Waking Up with a Veggie Burger
This is an excerpt from the weekly News-Loveletter. If you would like it sent to your inbox directly (with all the other juicy bits, including a mini joy practice), you can add yourself to my mailing list here.
At 9 p.m., I realized I needed to shop for mushrooms and spinach for the veggie burgers I’d planned to grill the next evening. I’ve made these little sweethearts before, so I knew they’d take their time in coming together. (See what a reframe I did there? Could have been, “They take forever to make.”) So there I was, the night before, attempting to get an early start on it.
If our lives can flash before our eyes at the point of death, so did I see, with horror, a vision of myself preparing and assembling the mix entirely that night. I heaved a sigh, to be honest. I’d been feeling exhausted already, and this realization sealed the deal. Still, I could not see a way I’d get them on the table the next evening with everything else on my list.

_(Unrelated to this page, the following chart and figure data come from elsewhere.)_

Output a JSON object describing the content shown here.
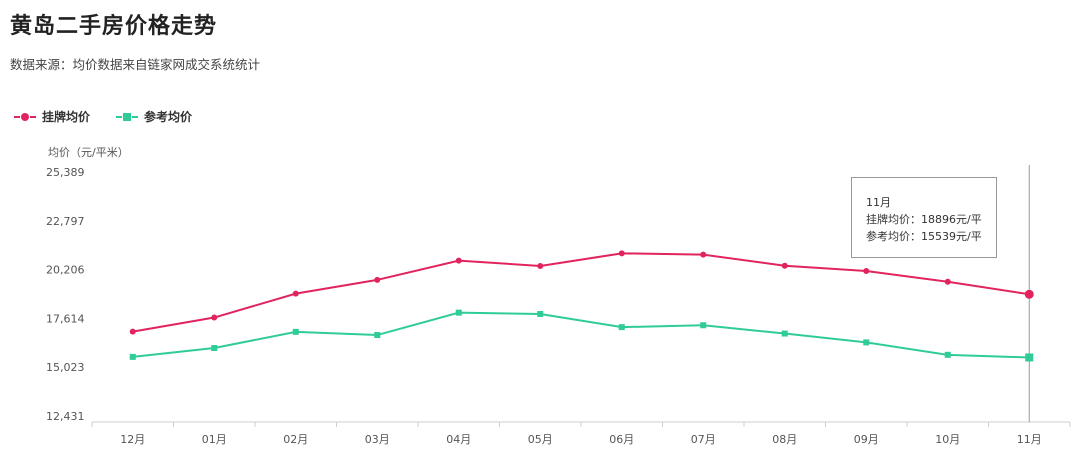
{
  "header": {
    "title": "黄岛二手房价格走势",
    "subtitle": "数据来源：均价数据来自链家网成交系统统计"
  },
  "tooltip": {
    "month": "11月",
    "listing_line": "挂牌均价：18896元/平",
    "reference_line": "参考均价：15539元/平"
  },
  "colors": {
    "listing": "#e2245e",
    "reference": "#2fcc98"
  },
  "chart_data": {
    "type": "line",
    "ylabel": "均价（元/平米）",
    "categories": [
      "12月",
      "01月",
      "02月",
      "03月",
      "04月",
      "05月",
      "06月",
      "07月",
      "08月",
      "09月",
      "10月",
      "11月"
    ],
    "yticks": [
      "25,389",
      "22,797",
      "20,206",
      "17,614",
      "15,023",
      "12,431"
    ],
    "ylim": [
      12431,
      25389
    ],
    "legend_position": "top-left",
    "series": [
      {
        "name": "挂牌均价",
        "color": "#e2245e",
        "marker": "circle",
        "values": [
          16910,
          17660,
          18930,
          19660,
          20680,
          20400,
          21070,
          21000,
          20410,
          20130,
          19560,
          18896
        ]
      },
      {
        "name": "参考均价",
        "color": "#2fcc98",
        "marker": "square",
        "values": [
          15570,
          16040,
          16900,
          16730,
          17920,
          17850,
          17150,
          17250,
          16810,
          16340,
          15680,
          15539
        ]
      }
    ],
    "highlight_category": "11月"
  }
}
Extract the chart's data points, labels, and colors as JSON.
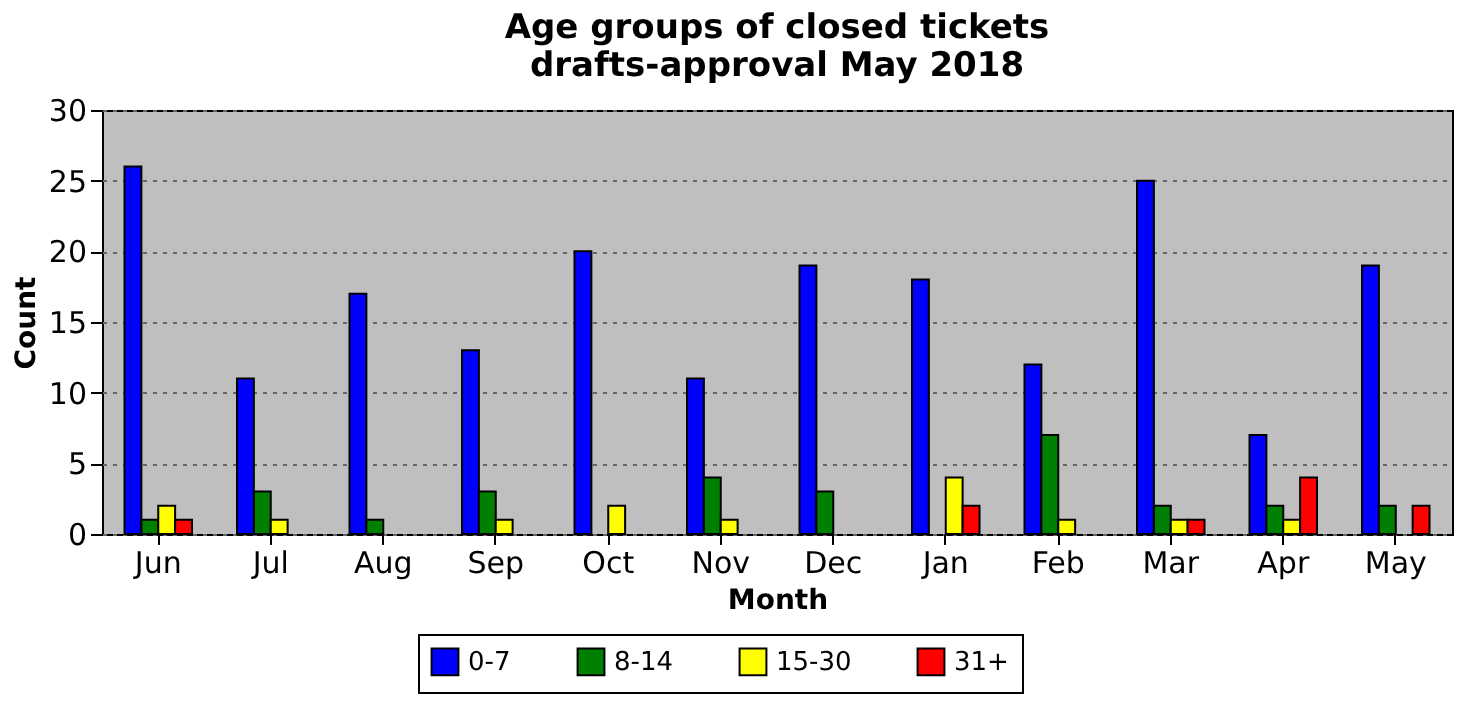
{
  "chart_data": {
    "type": "bar",
    "title": "Age groups of closed tickets\ndrafts-approval May 2018",
    "xlabel": "Month",
    "ylabel": "Count",
    "categories": [
      "Jun",
      "Jul",
      "Aug",
      "Sep",
      "Oct",
      "Nov",
      "Dec",
      "Jan",
      "Feb",
      "Mar",
      "Apr",
      "May"
    ],
    "series": [
      {
        "name": "0-7",
        "color": "#0000ff",
        "values": [
          26,
          11,
          17,
          13,
          20,
          11,
          19,
          18,
          12,
          25,
          7,
          19
        ]
      },
      {
        "name": "8-14",
        "color": "#008000",
        "values": [
          1,
          3,
          1,
          3,
          0,
          4,
          3,
          0,
          7,
          2,
          2,
          2
        ]
      },
      {
        "name": "15-30",
        "color": "#ffff00",
        "values": [
          2,
          1,
          0,
          1,
          2,
          1,
          0,
          4,
          1,
          1,
          1,
          0
        ]
      },
      {
        "name": "31+",
        "color": "#ff0000",
        "values": [
          1,
          0,
          0,
          0,
          0,
          0,
          0,
          2,
          0,
          1,
          4,
          2
        ]
      }
    ],
    "ylim": [
      0,
      30
    ],
    "yticks": [
      0,
      5,
      10,
      15,
      20,
      25,
      30
    ],
    "grid": "y",
    "legend": "bottom"
  }
}
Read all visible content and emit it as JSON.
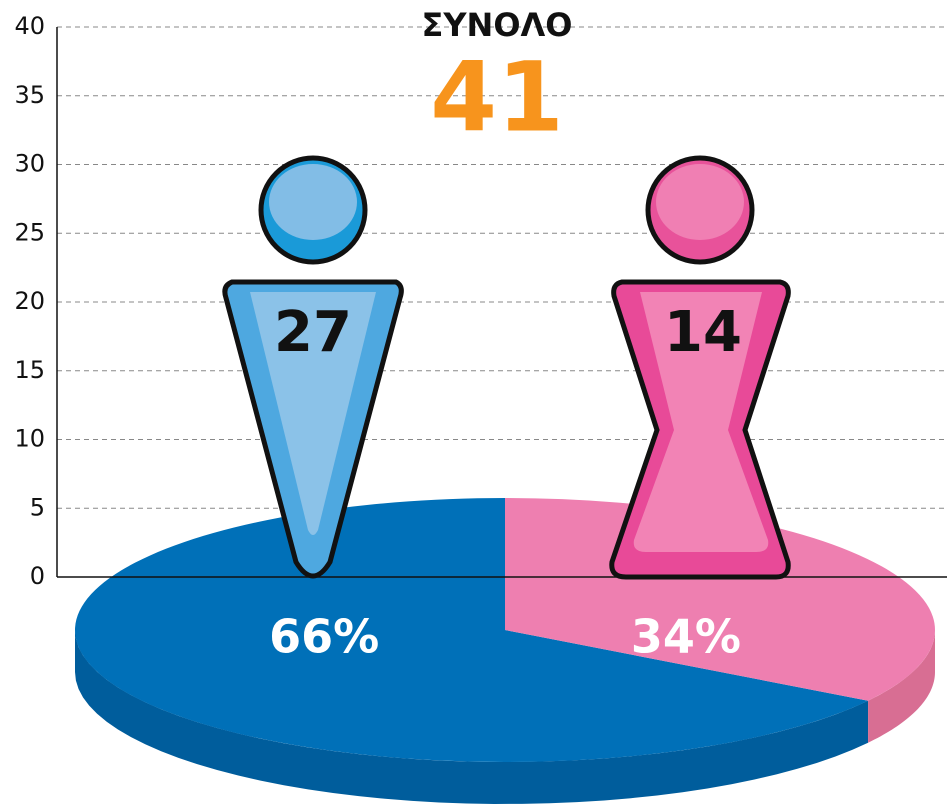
{
  "chart_data": {
    "type": "pie",
    "title": "ΣΥΝΟΛΟ",
    "total": 41,
    "counts": [
      27,
      14
    ],
    "values": [
      66,
      34
    ],
    "value_labels": [
      "66%",
      "34%"
    ],
    "colors": [
      "#0070b8",
      "#ee7fb0"
    ],
    "side_colors": [
      "#005d9c",
      "#d86e93"
    ],
    "ylim": [
      0,
      40
    ],
    "yticks": [
      0,
      5,
      10,
      15,
      20,
      25,
      30,
      35,
      40
    ],
    "grid": true
  }
}
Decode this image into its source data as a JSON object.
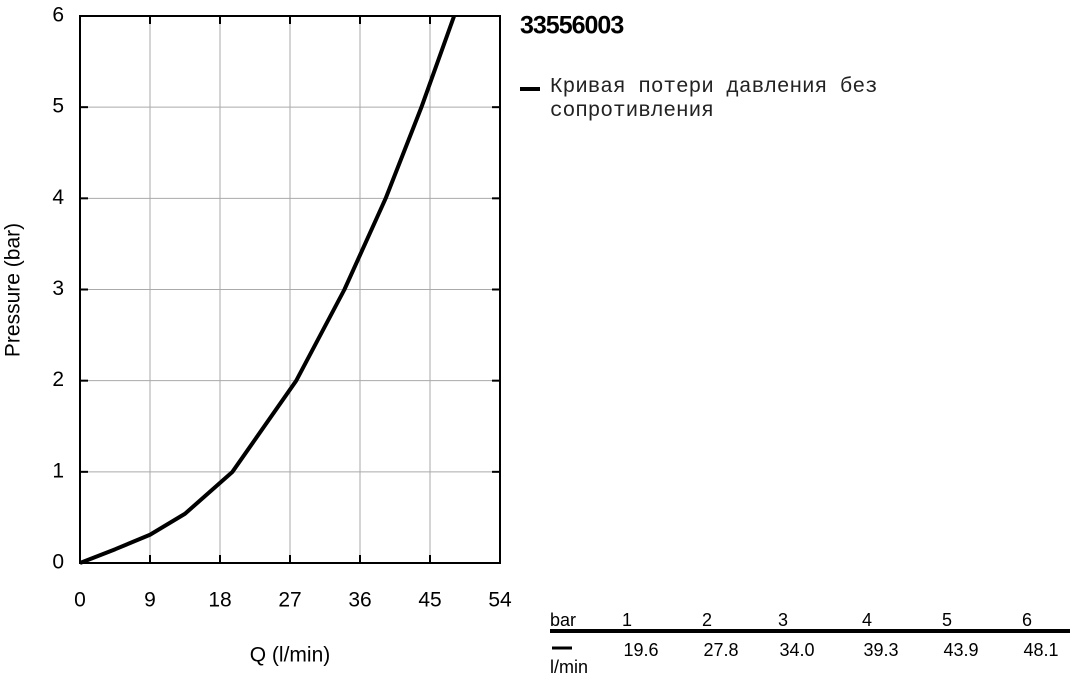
{
  "chart_data": {
    "type": "line",
    "title": "33556003",
    "x_label": "Q (l/min)",
    "y_label": "Pressure (bar)",
    "x": [
      0,
      4.5,
      9,
      13.5,
      19.6,
      27.8,
      34.0,
      39.3,
      43.9,
      48.1
    ],
    "series": [
      {
        "name": "Кривая потери давления без сопротивления",
        "color": "#000000",
        "values": [
          0,
          0.15,
          0.31,
          0.54,
          1,
          2,
          3,
          4,
          5,
          6
        ]
      }
    ],
    "xlim": [
      0,
      54
    ],
    "xticks": [
      0,
      9,
      18,
      27,
      36,
      45,
      54
    ],
    "ylim": [
      0,
      6
    ],
    "yticks": [
      0,
      1,
      2,
      3,
      4,
      5,
      6
    ],
    "grid": true
  },
  "table": {
    "header": "bar",
    "columns": [
      "1",
      "2",
      "3",
      "4",
      "5",
      "6"
    ],
    "row_label": "l/min",
    "values": [
      "19.6",
      "27.8",
      "34.0",
      "39.3",
      "43.9",
      "48.1"
    ]
  }
}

I knew that my exhaustion was almost certainly more resistance than actually body-mind-tiredness. I peeked in the freezer to be sure I had breadcrumbs (I didn’t, so would have to dry out and grind those up from last week’s bakery loaf … that night). I discovered some Beyond Sausage in the deep freeze. I could grill those instead. That would sure be easy.
But no. I saw it clearly then: I wanted veggie burger, and not just any veggie burger. I wanted The Best Veggie Burger. So now it really was on me. I not only had the work of preparing these burgers that night, I had the even heavier lift of improving my attitude. Because I was definitely the one responsible for this choice. I giggled at myself. And that was a good sign.
While I drove to the store and shopped, I looked for things to appreciate: exquisite twilight, not-so-many-shoppers, baby birds calling from their nest above the “porch” of our market. I gave thanks for these as my rigid exterior softened. I began to appreciate the ease and flow of my shopping. I came around a corner and saw the perfect graduation card I’d forgotten to put on the list for my young graduate friend. What are the chances? A sign of flow.
I went home and laid out what I’d gathered — all living things, the fruits of plants and trees. I began to glow ecstatically in their company. I put on some Abraham Hicks while I roasted and chopped. I listened for about 30 minutes before Esther’s words were getting in the way of my blissflow, and I turned them off.
Finally, I felt fully turned on within. I danced through the hours of bringing the burgers together, and oh! They turned out delicious! At 1 a.m. Seda popped her head in the back door, as she’d woken in the middle of the night. “I can do these dishes tomorrow,” she said. I beamed at her. “No, I’m having so much fun, and I’d rather take care of them now before they cementify. But thank you!”
Here’s the greatest thing. I actually rode that wave of bliss all week long. I’m surfing it still. And that, for me, is the beauty of adversity and my practice of joy. Trust me, I’ve had turn arounds like this on much greater challenges than midnight veggie burgers. I do know, by now, what I’m made of. Still, I appreciate every little reminder, every opportunity to view the evidence and level up my attunement.
What daily challenge recently has called you to be your best self, and how long did you bask in the afterglow?